Ibis provides a standard way to write analytics code, that then can be run in multiple engines.
- Full coverage of SQL features: You can code in Ibis anything you can implement in a SQL SELECT
- Transparent to SQL implementation differences: Write standard code that translate to any SQL syntax
- High performance execution: Execute at the speed of your backend, not your local computer
- Integration with community data formats and tools (e.g. pandas, Parquet, Avro...)
- Standard DBMS: PostgreSQL, MySQL, SQLite
- Analytical DBMS: OmniSciDB, ClickHouse
- Distributed platforms: Impala, PySpark, BigQuery
- In memory execution: pandas, Dask
The next example is all the code you need to connect to a database with a countries database, and compute the number of citizens per squared kilometer in Asia:
>>> import ibis >>> db = ibis.sqlite.connect('geography.db') >>> countries = db.table('countries') >>> asian_countries = countries.filter(countries['continent'] == 'AS') >>> density_in_asia = asian_countries['population'].sum() / asian_countries['area_km2'].sum() >>> density_in_asia.execute() 130.7019141926602
Learn more about Ibis in our tutorial.
Comparison to other tools
Why not use pandas?
pandas is great for many use cases. But pandas loads the data into the memory of the local host, and performs the computations on it.

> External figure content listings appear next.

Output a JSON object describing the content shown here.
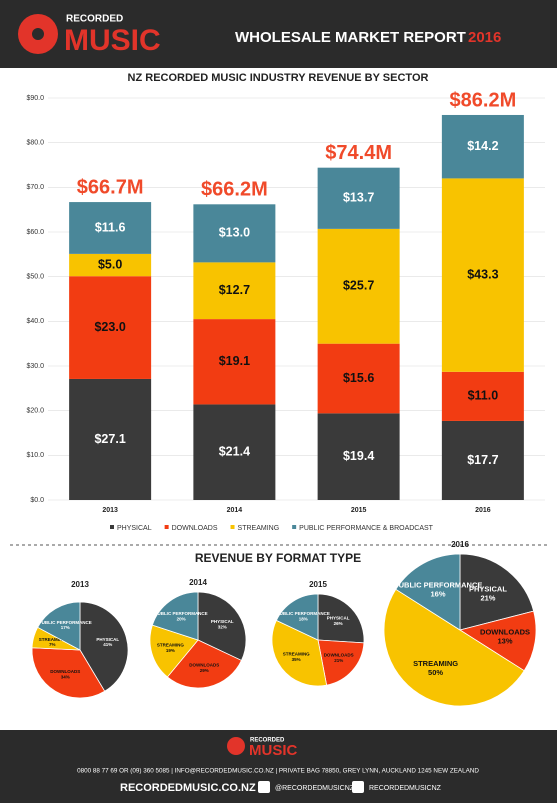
{
  "header": {
    "logo_top": "RECORDED",
    "logo_main": "MUSIC",
    "title": "WHOLESALE MARKET REPORT",
    "year": "2016"
  },
  "chart_data": [
    {
      "type": "stacked_bar",
      "title": "NZ RECORDED MUSIC INDUSTRY REVENUE BY SECTOR",
      "categories": [
        "2013",
        "2014",
        "2015",
        "2016"
      ],
      "series": [
        {
          "name": "PHYSICAL",
          "color": "#3a3a3a",
          "values": [
            27.1,
            21.4,
            19.4,
            17.7
          ],
          "value_labels": [
            "$27.1",
            "$21.4",
            "$19.4",
            "$17.7"
          ]
        },
        {
          "name": "DOWNLOADS",
          "color": "#f23c12",
          "values": [
            23.0,
            19.1,
            15.6,
            11.0
          ],
          "value_labels": [
            "$23.0",
            "$19.1",
            "$15.6",
            "$11.0"
          ]
        },
        {
          "name": "STREAMING",
          "color": "#f8c300",
          "values": [
            5.0,
            12.7,
            25.7,
            43.3
          ],
          "value_labels": [
            "$5.0",
            "$12.7",
            "$25.7",
            "$43.3"
          ]
        },
        {
          "name": "PUBLIC PERFORMANCE & BROADCAST",
          "color": "#4a8799",
          "values": [
            11.6,
            13.0,
            13.7,
            14.2
          ],
          "value_labels": [
            "$11.6",
            "$13.0",
            "$13.7",
            "$14.2"
          ]
        }
      ],
      "totals": {
        "values": [
          66.7,
          66.2,
          74.4,
          86.2
        ],
        "value_labels": [
          "$66.7M",
          "$66.2M",
          "$74.4M",
          "$86.2M"
        ]
      },
      "ylim": [
        0,
        90
      ],
      "yticks": [
        {
          "value": 0,
          "label": "$0.0"
        },
        {
          "value": 10,
          "label": "$10.0"
        },
        {
          "value": 20,
          "label": "$20.0"
        },
        {
          "value": 30,
          "label": "$30.0"
        },
        {
          "value": 40,
          "label": "$40.0"
        },
        {
          "value": 50,
          "label": "$50.0"
        },
        {
          "value": 60,
          "label": "$60.0"
        },
        {
          "value": 70,
          "label": "$70.0"
        },
        {
          "value": 80,
          "label": "$80.0"
        },
        {
          "value": 90,
          "label": "$90.0"
        }
      ],
      "legend": "bottom"
    },
    {
      "type": "pie",
      "title": "2013",
      "categories": [
        "PHYSICAL",
        "DOWNLOADS",
        "STREAMING",
        "PUBLIC PERFORMANCE"
      ],
      "colors": [
        "#3a3a3a",
        "#f23c12",
        "#f8c300",
        "#4a8799"
      ],
      "values": [
        41,
        34,
        7,
        17
      ],
      "value_labels": [
        "41%",
        "34%",
        "7%",
        "17%"
      ]
    },
    {
      "type": "pie",
      "title": "2014",
      "categories": [
        "PHYSICAL",
        "DOWNLOADS",
        "STREAMING",
        "PUBLIC PERFORMANCE"
      ],
      "colors": [
        "#3a3a3a",
        "#f23c12",
        "#f8c300",
        "#4a8799"
      ],
      "values": [
        32,
        29,
        19,
        20
      ],
      "value_labels": [
        "32%",
        "29%",
        "19%",
        "20%"
      ]
    },
    {
      "type": "pie",
      "title": "2015",
      "categories": [
        "PHYSICAL",
        "DOWNLOADS",
        "STREAMING",
        "PUBLIC PERFORMANCE"
      ],
      "colors": [
        "#3a3a3a",
        "#f23c12",
        "#f8c300",
        "#4a8799"
      ],
      "values": [
        26,
        21,
        35,
        18
      ],
      "value_labels": [
        "26%",
        "21%",
        "35%",
        "18%"
      ]
    },
    {
      "type": "pie",
      "title": "2016",
      "categories": [
        "PHYSICAL",
        "DOWNLOADS",
        "STREAMING",
        "PUBLIC PERFORMANCE"
      ],
      "colors": [
        "#3a3a3a",
        "#f23c12",
        "#f8c300",
        "#4a8799"
      ],
      "values": [
        21,
        13,
        50,
        16
      ],
      "value_labels": [
        "21%",
        "13%",
        "50%",
        "16%"
      ]
    }
  ],
  "section_title": "REVENUE BY FORMAT TYPE",
  "footer": {
    "logo_top": "RECORDED",
    "logo_main": "MUSIC",
    "contact": "0800 88 77 69 OR (09) 360 5085 | INFO@RECORDEDMUSIC.CO.NZ | PRIVATE BAG 78850, GREY LYNN, AUCKLAND 1245 NEW ZEALAND",
    "website": "RECORDEDMUSIC.CO.NZ",
    "twitter": "@RECORDEDMUSICNZ",
    "facebook": "RECORDEDMUSICNZ"
  }
}
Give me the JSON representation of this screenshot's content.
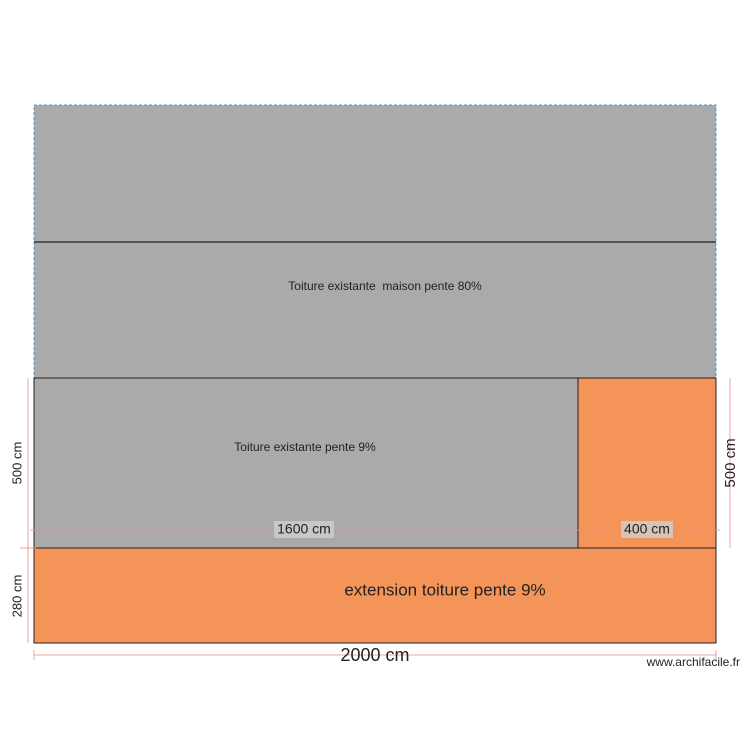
{
  "plan": {
    "rooms": [
      {
        "label": "Toiture existante  maison pente 80%"
      },
      {
        "label": "Toiture existante pente 9%"
      },
      {
        "label": "extension toiture pente 9%"
      }
    ],
    "dimensions": {
      "left_upper": "500 cm",
      "right_upper": "500 cm",
      "left_lower": "280 cm",
      "width_left": "1600 cm",
      "width_right": "400 cm",
      "width_total": "2000 cm"
    },
    "watermark": "www.archifacile.fr"
  }
}
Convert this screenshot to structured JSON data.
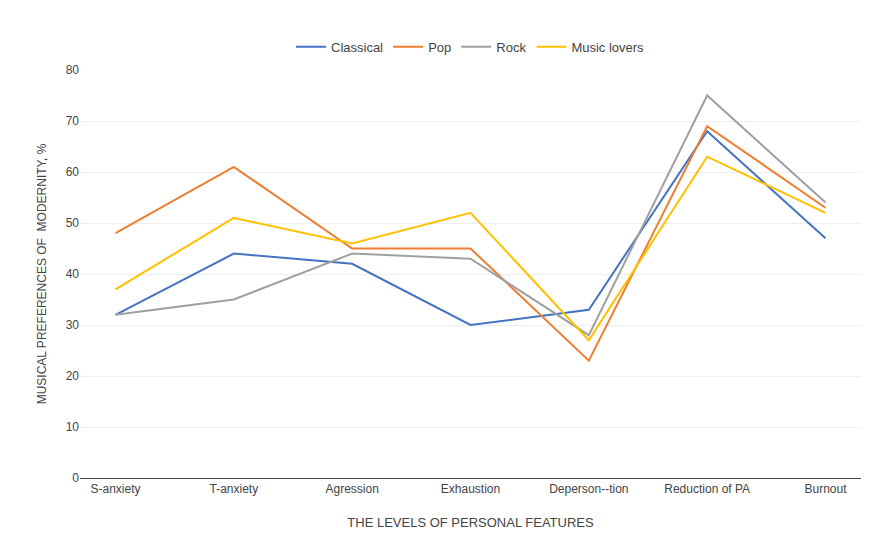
{
  "chart_data": {
    "type": "line",
    "categories": [
      "S-anxiety",
      "T-anxiety",
      "Agression",
      "Exhaustion",
      "Deperson--tion",
      "Reduction of PA",
      "Burnout"
    ],
    "series": [
      {
        "name": "Classical",
        "color": "#4472C4",
        "values": [
          32,
          44,
          42,
          30,
          33,
          68,
          47
        ]
      },
      {
        "name": "Pop",
        "color": "#ED7D31",
        "values": [
          48,
          61,
          45,
          45,
          23,
          69,
          53
        ]
      },
      {
        "name": "Rock",
        "color": "#A0A0A0",
        "values": [
          32,
          35,
          44,
          43,
          28,
          75,
          54
        ]
      },
      {
        "name": "Music lovers",
        "color": "#FFC000",
        "values": [
          37,
          51,
          46,
          52,
          27,
          63,
          52
        ]
      }
    ],
    "ylabel": "MUSICAL PREFERENCES OF  MODERNITY, %",
    "xlabel": "THE LEVELS OF PERSONAL FEATURES",
    "ylim": [
      0,
      80
    ],
    "yticks": [
      0,
      10,
      20,
      30,
      40,
      50,
      60,
      70,
      80
    ],
    "grid": true,
    "legend": "top"
  }
}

Ibis instead, leaves the data in its storage, and performs the computations there. This means that even if your data is distributed, or it requires GPU accelarated speed, Ibis code will be able to benefit from your storage capabilities.
Why not use SQL?
SQL is widely used and very convenient when writing simple queries. But as the complexity of operations grow, SQL can become very difficult to deal with.
With Ibis, you can take fully advantage of software engineering techniques to keep your code readable and maintainable, while writing very complex analytics code.
Why not use SQLAlchemy?
SQLAlchemy is very convenient as an ORM (Object Relational Mapper), providing a Python interface to SQL databases. Ibis uses SQLAlchemy internally, but aims to provide a friendlier syntax for analytics code. And Ibis is also not limited to SQL databases, but also can connect to distributed platforms and in-memory representations.
Why not use Dask?
Dask provides advanced parallelism, and can distribute pandas jobs. Ibis can process data in a similar way, but for a different number of backends. For example, given a Spark cluster, Ibis allows to perform analytics using it, with a familiar Python syntax. Ibis supports Dask as a backend.